The Painted Fish gets a geology lesson

My friend Neville spent the best part of a year building a bread and breakfast in Hatchet Cove called "The Painted Fish".  Its a 4-star establishment with 5-star amenities.  Not only is it a B&B (airbnb) but they also offer kayak tours.

Neville told me he gets a lot of questions about the geology on the tours so I joined him to give him a rudimentary geology class.  It was foggy but started to clear once we got on the water.

It was a spectacular day weather wise but also scenery wise.  The fall colours were on vivid display as we left Hatchet Cove.

The water was dead calm and reflected the scenery in immaculate detail.  One of the first questions Neville had was what type of rocks were these and what processes tipped them at these angles that in the reflected water looked like arrows pointing the way.

I explained the three basic rock types.  Igneous, sedimentary and metamorphic.  These were sedimentary siltstones that were once part of the ancient continent of Gondwana (current continents of South America, Africa, Australia and Antarctica).  These rocks were sent adrift across the Iapetus Ocean (pre-Atlantic Ocean) after the micro-continent of Avalonia was rafted off of  Gondwana.

Across the strait fog still lingered while we were in sunshine.  Back to Geology 101.

Across the Iapetus Ocean lay Laurentia (currently North America).  During the Cambrian Period (between 542 - 488 million years ago) the Iapetus Ocean began to close as Gondwana and Laurentia began to drift together sweeping up Avalonia and volcanic island arcs along the way.  Between the Ordovicin an Silurian periods the Iapetus Ocean closed and Avalonia was appended to what would become North America.

Tremendous forces of collision forced flat laying sediments to be tipped at various angles we saw along the shore.

The next query was "What are these rocks and what makes them red?"  Siltstones are not the only rocks in Northwest Arm.  These were interbedded sandstones and conglomerates that were deposited in shallow waters.  Deep water in anoxic (oxygen poor) whereas shallow water is well oxygenated that oxidized (rusted) the hematite (iron) in the sediments.

The tremendous forces of collision are evident in this small tightly folded siltstone and ...

... if not convinced, more evidence the deformation the collision caused.

We paddled up to the entrance of St.

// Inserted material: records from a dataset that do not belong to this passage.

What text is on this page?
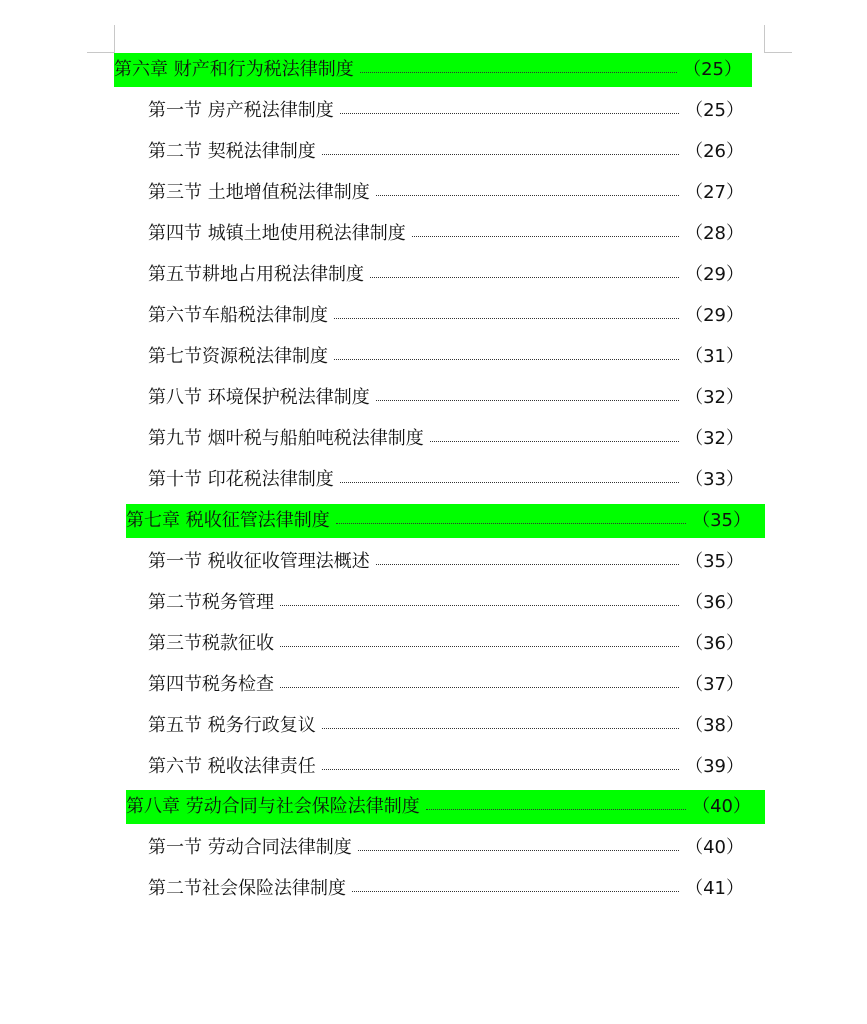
第六章 财产和行为税法律制度	（25）
第一节 房产税法律制度	（25）
第二节 契税法律制度	（26）
第三节 土地增值税法律制度	（27）
第四节 城镇土地使用税法律制度	（28）
第五节耕地占用税法律制度	（29）
第六节车船税法律制度	（29）
第七节资源税法律制度	（31）
第八节 环境保护税法律制度	（32）
第九节 烟叶税与船舶吨税法律制度	（32）
第十节 印花税法律制度	（33）
第七章 税收征管法律制度	（35）
第一节 税收征收管理法概述	（35）
第二节税务管理	（36）
第三节税款征收	（36）
第四节税务检查	（37）
第五节 税务行政复议	（38）
第六节 税收法律责任	（39）
第八章 劳动合同与社会保险法律制度	（40）
第一节 劳动合同法律制度	（40）
第二节社会保险法律制度	（41）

Jones Within before turning back so I could head for home early enough to avoid driving in the dark.  Driving in the dark around here is risky with the possibility of moose collisions.

Again, the still water captured the hilly scenery in exquisite detail.

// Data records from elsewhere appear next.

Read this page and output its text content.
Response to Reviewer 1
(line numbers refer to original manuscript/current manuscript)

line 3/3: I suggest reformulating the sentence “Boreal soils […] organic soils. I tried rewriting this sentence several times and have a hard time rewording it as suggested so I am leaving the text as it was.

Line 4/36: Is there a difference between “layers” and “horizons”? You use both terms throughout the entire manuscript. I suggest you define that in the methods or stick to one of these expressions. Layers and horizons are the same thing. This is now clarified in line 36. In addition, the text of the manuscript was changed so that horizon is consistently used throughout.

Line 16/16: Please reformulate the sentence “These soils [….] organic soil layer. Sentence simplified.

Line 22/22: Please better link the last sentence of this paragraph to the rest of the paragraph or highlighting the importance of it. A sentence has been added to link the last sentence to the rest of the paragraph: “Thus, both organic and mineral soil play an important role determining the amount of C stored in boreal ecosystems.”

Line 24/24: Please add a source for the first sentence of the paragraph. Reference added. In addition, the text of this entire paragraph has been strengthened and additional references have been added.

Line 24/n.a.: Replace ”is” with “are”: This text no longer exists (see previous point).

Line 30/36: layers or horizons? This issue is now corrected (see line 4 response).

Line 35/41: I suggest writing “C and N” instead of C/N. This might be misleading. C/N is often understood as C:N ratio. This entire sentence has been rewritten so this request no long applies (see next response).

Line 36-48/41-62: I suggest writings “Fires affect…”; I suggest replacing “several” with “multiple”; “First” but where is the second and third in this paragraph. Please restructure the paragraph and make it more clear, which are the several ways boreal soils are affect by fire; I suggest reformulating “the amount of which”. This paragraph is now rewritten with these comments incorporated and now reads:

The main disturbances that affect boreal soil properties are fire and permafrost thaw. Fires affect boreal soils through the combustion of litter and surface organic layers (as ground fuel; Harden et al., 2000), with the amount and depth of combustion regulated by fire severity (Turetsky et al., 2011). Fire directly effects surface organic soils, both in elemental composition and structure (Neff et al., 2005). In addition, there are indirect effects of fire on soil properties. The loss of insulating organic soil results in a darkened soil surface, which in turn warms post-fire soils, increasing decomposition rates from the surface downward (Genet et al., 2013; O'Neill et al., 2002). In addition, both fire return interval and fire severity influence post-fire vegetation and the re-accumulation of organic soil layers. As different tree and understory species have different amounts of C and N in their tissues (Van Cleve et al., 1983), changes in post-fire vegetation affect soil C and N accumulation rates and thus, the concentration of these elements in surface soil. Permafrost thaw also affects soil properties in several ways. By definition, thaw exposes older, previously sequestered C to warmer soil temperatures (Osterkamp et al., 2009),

We arrived back in Hatchet Cove an the red roofed Painted Fish with its waterfront views.

It was the first time I paddled in the area and won't be the last.


  1. What an interesting trip to read and to view!
    Appreciate your short lesson very much, this time too. Safe paddling!

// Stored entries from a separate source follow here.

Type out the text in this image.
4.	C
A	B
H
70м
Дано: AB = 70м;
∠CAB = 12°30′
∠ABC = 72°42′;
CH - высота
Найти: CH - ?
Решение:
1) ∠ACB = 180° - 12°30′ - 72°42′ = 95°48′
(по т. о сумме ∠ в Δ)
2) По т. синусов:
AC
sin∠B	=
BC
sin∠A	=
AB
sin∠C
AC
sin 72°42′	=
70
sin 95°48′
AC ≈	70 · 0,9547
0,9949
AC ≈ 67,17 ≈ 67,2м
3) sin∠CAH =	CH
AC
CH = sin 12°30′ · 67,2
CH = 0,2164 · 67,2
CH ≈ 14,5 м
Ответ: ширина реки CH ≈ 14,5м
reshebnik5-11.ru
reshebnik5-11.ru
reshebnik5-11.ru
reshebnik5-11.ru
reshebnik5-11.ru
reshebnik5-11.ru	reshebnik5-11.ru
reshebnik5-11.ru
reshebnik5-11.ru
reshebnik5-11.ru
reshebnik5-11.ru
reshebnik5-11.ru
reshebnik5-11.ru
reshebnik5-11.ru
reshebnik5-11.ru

    1. Thanks! The shoreline is one of the best places to see the geology of Newfoundland.

  2. Tony, Thanks for the Geology 101 but I do not think I am going to do well with the exam, the terminology is crazy. I have always liked paddling in the fall when the trees turn colour and the weather was exceptional.

    1. I think you know enough now to at least reply to the questions you've been asked. I'm only an email away if you need more info!